Of course, in the wake of the carnage of World War II (and the use of the atomic bomb against Japan), the UN was regarded by most Americans as “the last hope for peace.” Those who warned that the UN was part of the internationalists' plan to create a “New World Order” were often ridiculed as “conspiracy theorists.” But, instead of helping prevent wars, U.S. membership in the UN and NATO has been instrumental in drawing America into war after war.
McManus continued in his article:
The [NATO] treaty's Article 5 pledges all signers to consider an attack on any member nation as an attack on all that must be met by all with a military response.
In 1950, membership in NATO was cited by President Truman as his authority to send American forces into Korea to counter North Korea’s invasion of its southern neighbor.
Later, the precedents established by NATO led to creation of a virtually identical treaty known as the Southeast Asia Treaty Organization (SEATO). President Lyndon Johnson pointed to it for authority to commit hundreds of thousands of U.S. forces to Vietnam.
The trend has continued. McManus noted in another article that “U.S. forces that have been in Afghanistan for almost 10 years were originally sent under authorization supplied by the UN’s NATO stepchild. Their continued participation in this dragged-out venture has always been a NATO/UN operation.”
The U.S. presence in Afghanistan has now been maintained for almost 13 years. NATO defender Biden stated in his speech that “by the beginning of next year, we’ll have fewer than 10,000 U.S. service members in Afghanistan. They will be focused on two explicit missions: training Afghan forces and operations against the remnants of al-Qaeda.”
But, lest the Air Force graduates or anyone else think that that is the end of U.S. interventionism around the world, or that the hard lessons learned in Korea, Vietnam, Iraq, or Afghanistan had finally sunk in, Biden said:
But the end of these two wars affords us an opportunity. It allows us to refocus our intelligence and military assets and resources italics to other parts of the world where they are needed, where we face new challenges. [Emphasis added.]

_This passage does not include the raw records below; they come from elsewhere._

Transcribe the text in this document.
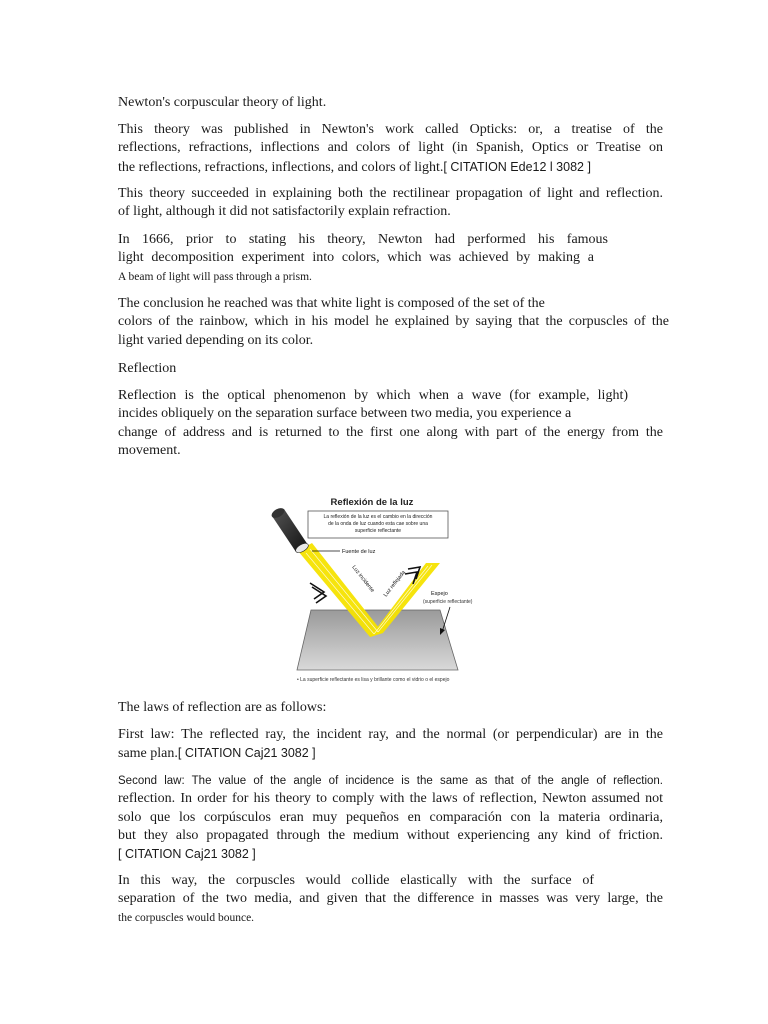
Newton's corpuscular theory of light.

This theory was published in Newton's work called Opticks: or, a treatise of the
reflections, refractions, inflections and colors of light (in Spanish, Optics or Treatise on
the reflections, refractions, inflections, and colors of light.[ CITATION Ede12 l 3082 ]

This theory succeeded in explaining both the rectilinear propagation of light and reflection.
of light, although it did not satisfactorily explain refraction.

In 1666, prior to stating his theory, Newton had performed his famous
light decomposition experiment into colors, which was achieved by making a
A beam of light will pass through a prism.

The conclusion he reached was that white light is composed of the set of the
colors of the rainbow, which in his model he explained by saying that the corpuscles of the
light varied depending on its color.

Reflection

Reflection is the optical phenomenon by which when a wave (for example, light)
incides obliquely on the separation surface between two media, you experience a
change of address and is returned to the first one along with part of the energy from the
movement.

Reflexión de la luz
La reflexión de la luz es el cambio en la dirección
de la onda de luz cuando esta cae sobre una
superficie reflectante
Fuente de luz
Luz incidente Luz reflejada	Espejo
(superficie reflectante)
• La superficie reflectante es lisa y brillante como el vidrio o el espejo

The laws of reflection are as follows:

First law: The reflected ray, the incident ray, and the normal (or perpendicular) are in the
same plan.[ CITATION Caj21 3082 ]

Second law: The value of the angle of incidence is the same as that of the angle of reflection.
reflection. In order for his theory to comply with the laws of reflection, Newton assumed not
solo que los corpúsculos eran muy pequeños en comparación con la materia ordinaria,
but they also propagated through the medium without experiencing any kind of friction.
[ CITATION Caj21 3082 ]

In this way, the corpuscles would collide elastically with the surface of
separation of the two media, and given that the difference in masses was very large, the
the corpuscles would bounce.
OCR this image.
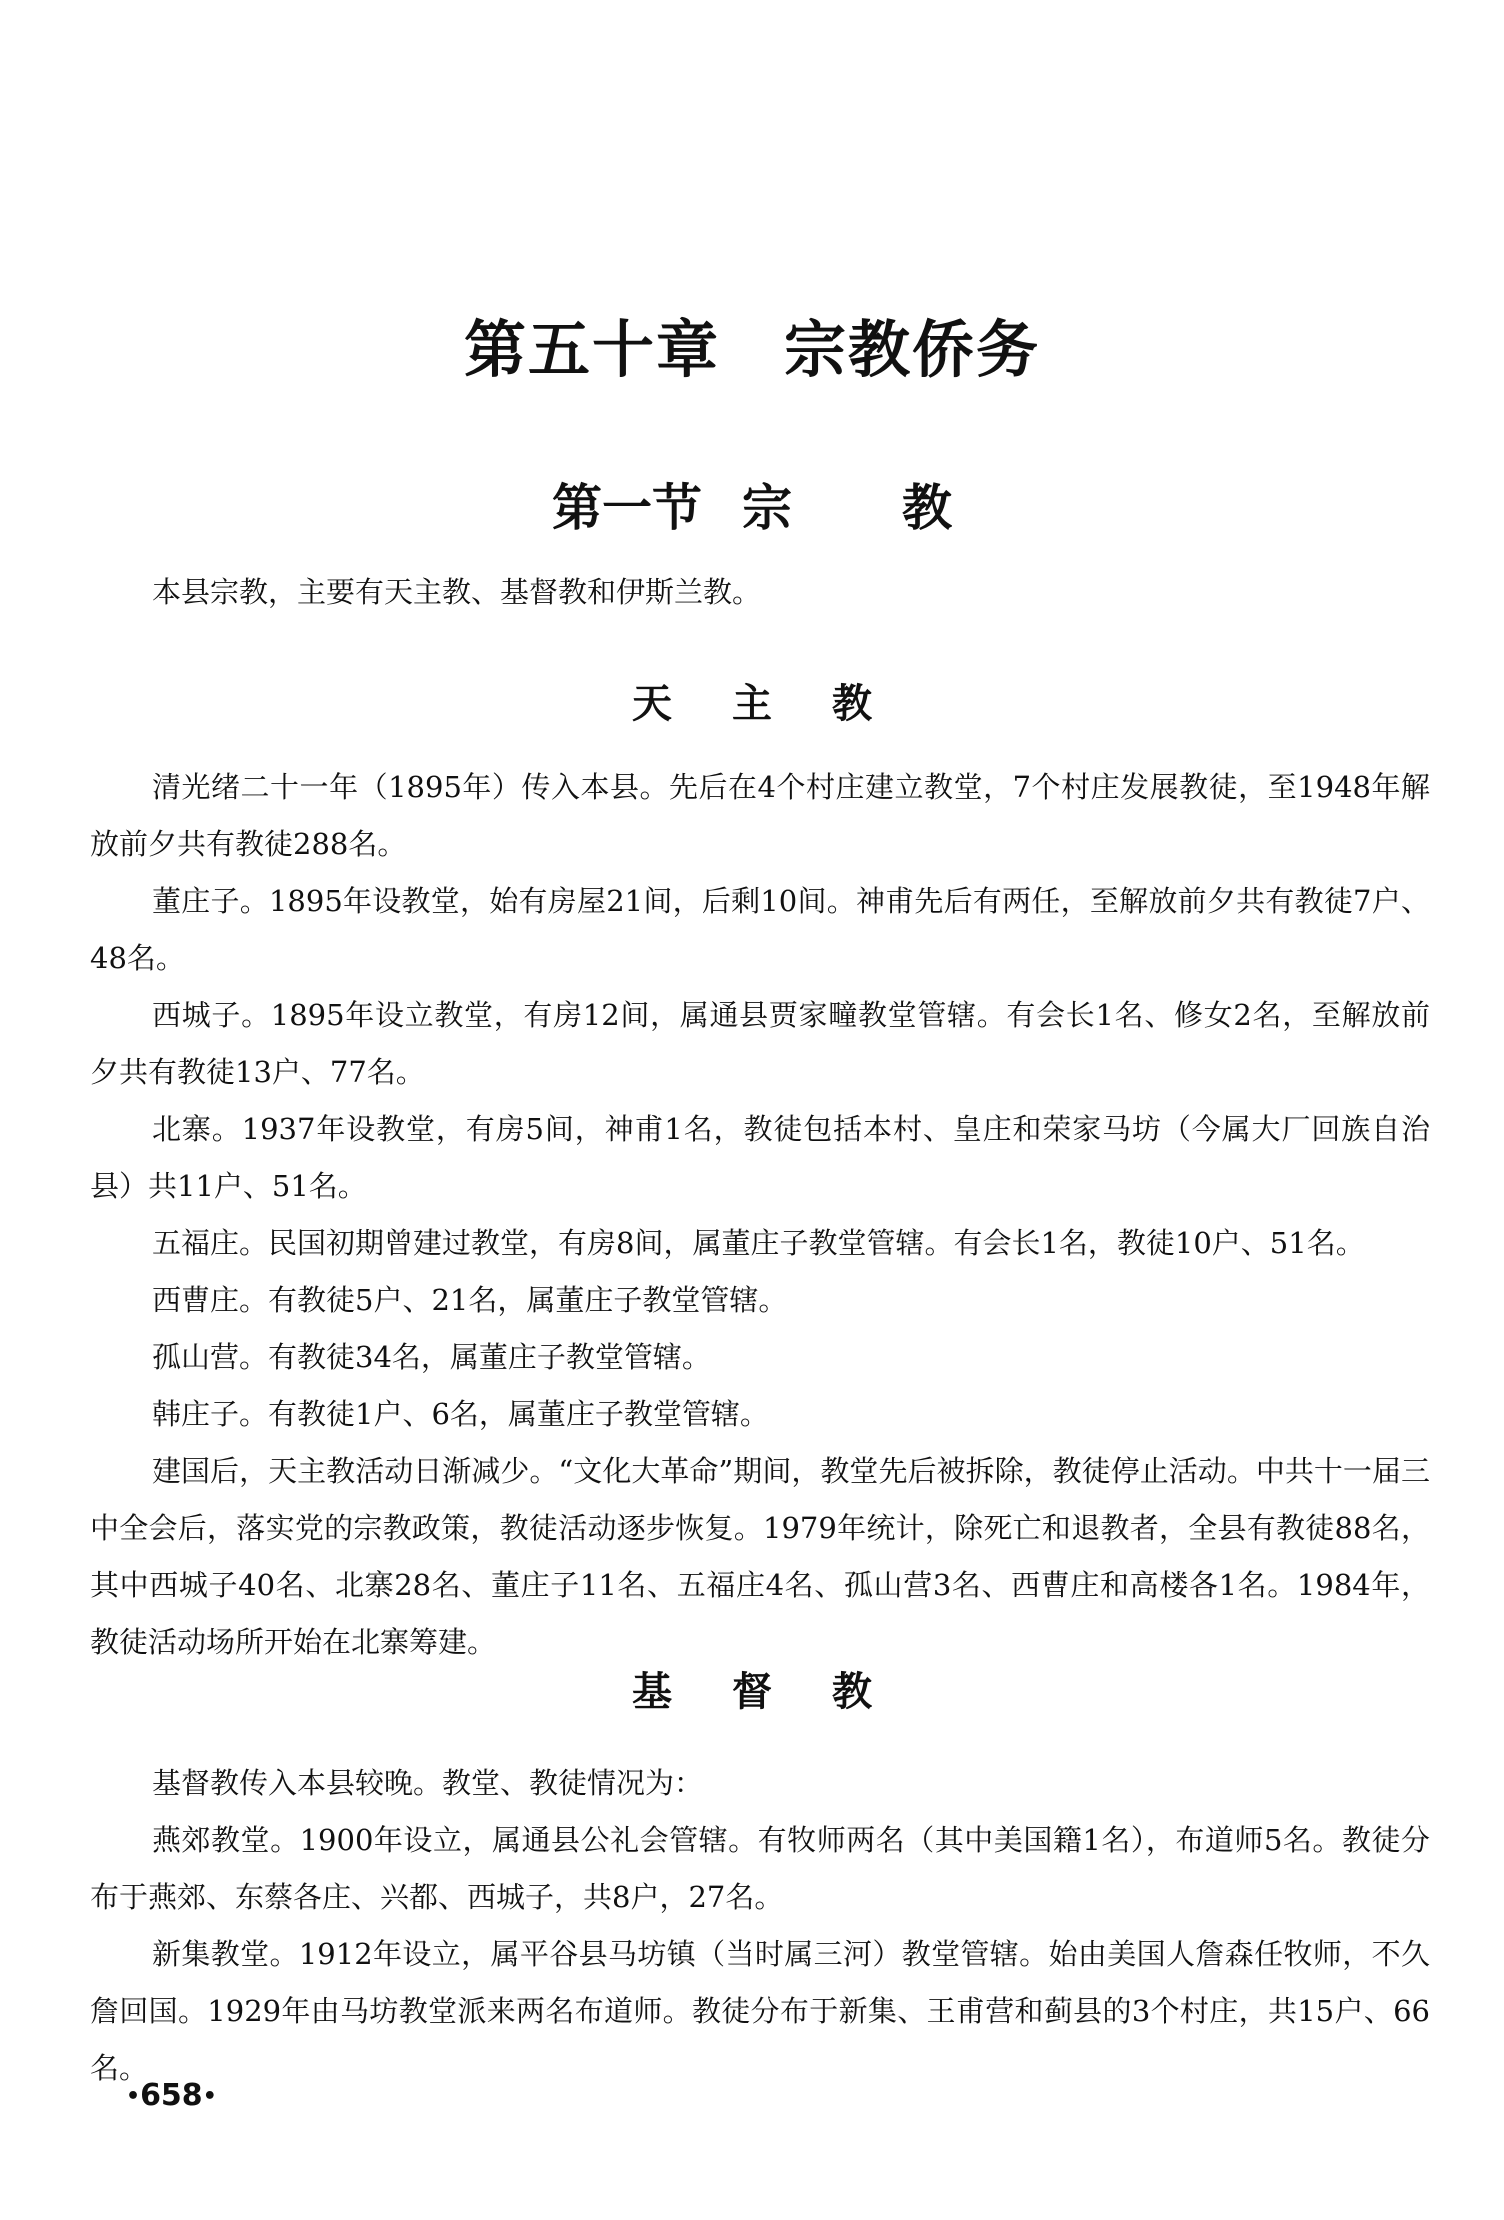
第五十章 宗教侨务
第一节 宗 教

本县宗教，主要有天主教、基督教和伊斯兰教。

天主教

清光绪二十一年（1895年）传入本县。先后在4个村庄建立教堂，7个村庄发展教徒，至1948年解放前夕共有教徒288名。

董庄子。1895年设教堂，始有房屋21间，后剩10间。神甫先后有两任，至解放前夕共有教徒7户、48名。

西城子。1895年设立教堂，有房12间，属通县贾家疃教堂管辖。有会长1名、修女2名，至解放前夕共有教徒13户、77名。

北寨。1937年设教堂，有房5间，神甫1名，教徒包括本村、皇庄和荣家马坊（今属大厂回族自治县）共11户、51名。

五福庄。民国初期曾建过教堂，有房8间，属董庄子教堂管辖。有会长1名，教徒10户、51名。

西曹庄。有教徒5户、21名，属董庄子教堂管辖。

孤山营。有教徒34名，属董庄子教堂管辖。

韩庄子。有教徒1户、6名，属董庄子教堂管辖。

建国后，天主教活动日渐减少。“文化大革命”期间，教堂先后被拆除，教徒停止活动。中共十一届三中全会后，落实党的宗教政策，教徒活动逐步恢复。1979年统计，除死亡和退教者，全县有教徒88名，其中西城子40名、北寨28名、董庄子11名、五福庄4名、孤山营3名、西曹庄和高楼各1名。1984年，教徒活动场所开始在北寨筹建。

基督教

基督教传入本县较晚。教堂、教徒情况为：

燕郊教堂。1900年设立，属通县公礼会管辖。有牧师两名（其中美国籍1名），布道师5名。教徒分布于燕郊、东蔡各庄、兴都、西城子，共8户，27名。

新集教堂。1912年设立，属平谷县马坊镇（当时属三河）教堂管辖。始由美国人詹森任牧师，不久詹回国。1929年由马坊教堂派来两名布道师。教徒分布于新集、王甫营和蓟县的3个村庄，共15户、66名。

•658•
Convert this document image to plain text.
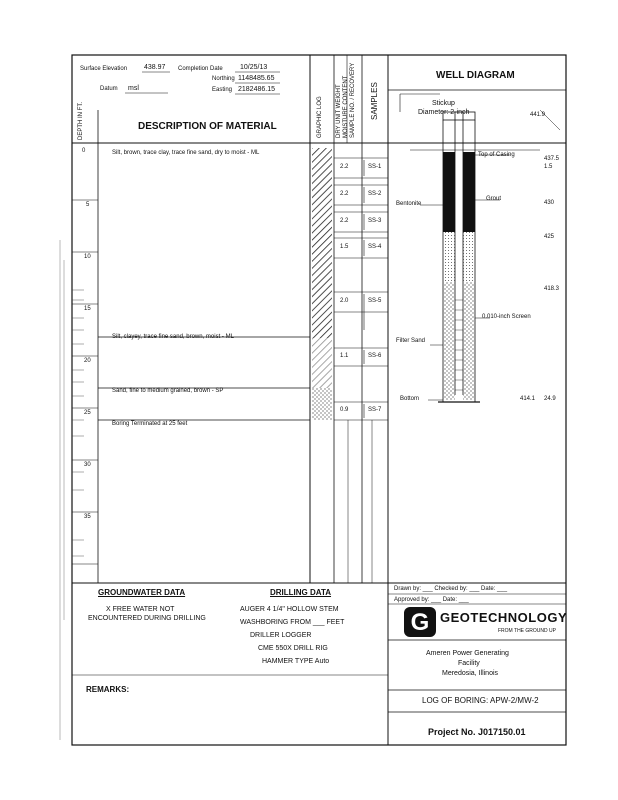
G
Surface Elevation 438.97 Completion Date 10/25/13
Datum msl
Northing 1148485.65
Easting 2182486.15
DEPTH IN FT.	DESCRIPTION OF MATERIAL	GRAPHIC LOG DRY UNIT WEIGHT MOISTURE CONTENT SAMPLE NO. / RECOVERY SAMPLES
WELL DIAGRAM
0
5
10
15
20
25
30
35
Silt, brown, trace clay, trace fine sand, dry to moist - ML
Silt, clayey, trace fine sand, brown, moist - ML
Sand, fine to medium grained, brown - SP
Boring Terminated at 25 feet
2.2	SS-1
2.2	SS-2
2.2	SS-3
1.5	SS-4
2.0	SS-5
1.1	SS-6
0.9	SS-7
Stickup
Diameter: 2-inch
Top of Casing
Grout
Bentonite
0.010-inch Screen
Filter Sand
Bottom
441.9
437.5
1.5
430
425
418.3
414.1 24.9
GROUNDWATER DATA
X FREE WATER NOT
ENCOUNTERED DURING DRILLING
DRILLING DATA
AUGER 4 1/4" HOLLOW STEM
WASHBORING FROM ___ FEET
DRILLER LOGGER
CME 550X DRILL RIG
HAMMER TYPE Auto
REMARKS:
Drawn by: ___ Checked by: ___ Date: ___
Approved by: ___ Date: ___
GEOTECHNOLOGY
FROM THE GROUND UP
Ameren Power Generating
Facility
Meredosia, Illinois
LOG OF BORING: APW-2/MW-2
Project No. J017150.01
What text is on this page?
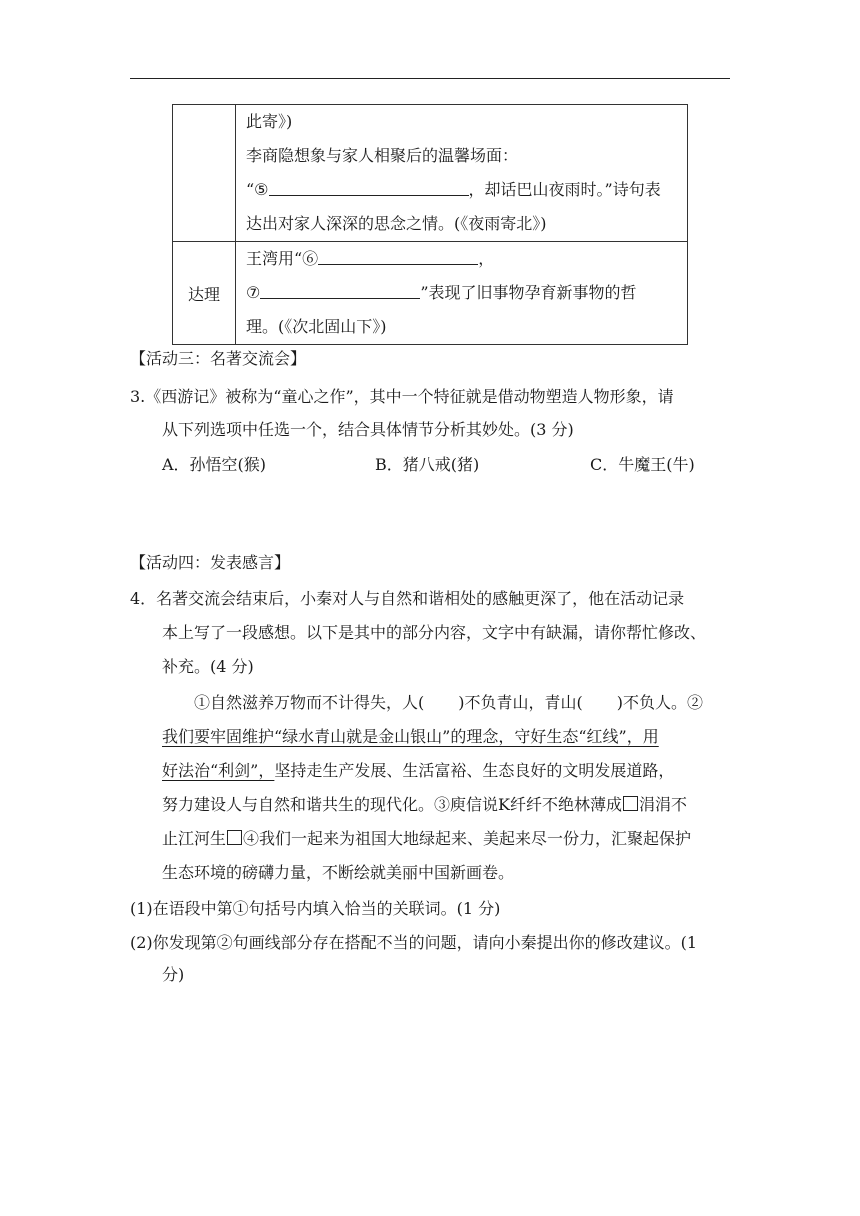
	此寄》)
李商隐想象与家人相聚后的温馨场面：
“⑤ ，却话巴山夜雨时。”诗句表
达出对家人深深的思念之情。(《夜雨寄北》)

达理	王湾用“⑥ ，
⑦ ”表现了旧事物孕育新事物的哲
理。(《次北固山下》)
【活动三：名著交流会】
3.《西游记》被称为“童心之作”，其中一个特征就是借动物塑造人物形象，请
从下列选项中任选一个，结合具体情节分析其妙处。(3 分)
A．孙悟空(猴)	B．猪八戒(猪)	C．牛魔王(牛)
【活动四：发表感言】
4．名著交流会结束后，小秦对人与自然和谐相处的感触更深了，他在活动记录
本上写了一段感想。以下是其中的部分内容，文字中有缺漏，请你帮忙修改、
补充。(4 分)
①自然滋养万物而不计得失，人( )不负青山，青山( )不负人。②
我们要牢固维护“绿水青山就是金山银山”的理念，守好生态“红线”，用
好法治“利剑”，坚持走生产发展、生活富裕、生态良好的文明发展道路，
努力建设人与自然和谐共生的现代化。③庾信说K纤纤不绝林薄成 涓涓不
止江河生 ④我们一起来为祖国大地绿起来、美起来尽一份力，汇聚起保护
生态环境的磅礴力量，不断绘就美丽中国新画卷。
(1)在语段中第①句括号内填入恰当的关联词。(1 分)
(2)你发现第②句画线部分存在搭配不当的问题，请向小秦提出你的修改建议。(1
分)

It was at that point that Biden assured the graduates that, while they may have missed out on the wars in Iraq and Afghanistan, “your class has an incredible window of opportunity to lead in shaping a new world order for the 21st century.”
While a thorough understanding of exactly what the New World Order entails requires searching far back into the world’s history (some say as far back as the French Revolution), George Orwell, in his too-realistic-for-comfort novel 1984, described it as well as anyone: “The three major powers were not fighting this perpetual war for victory, they were fighting to keep a state of emergency always present as the surest guarantee of authoritarianism.”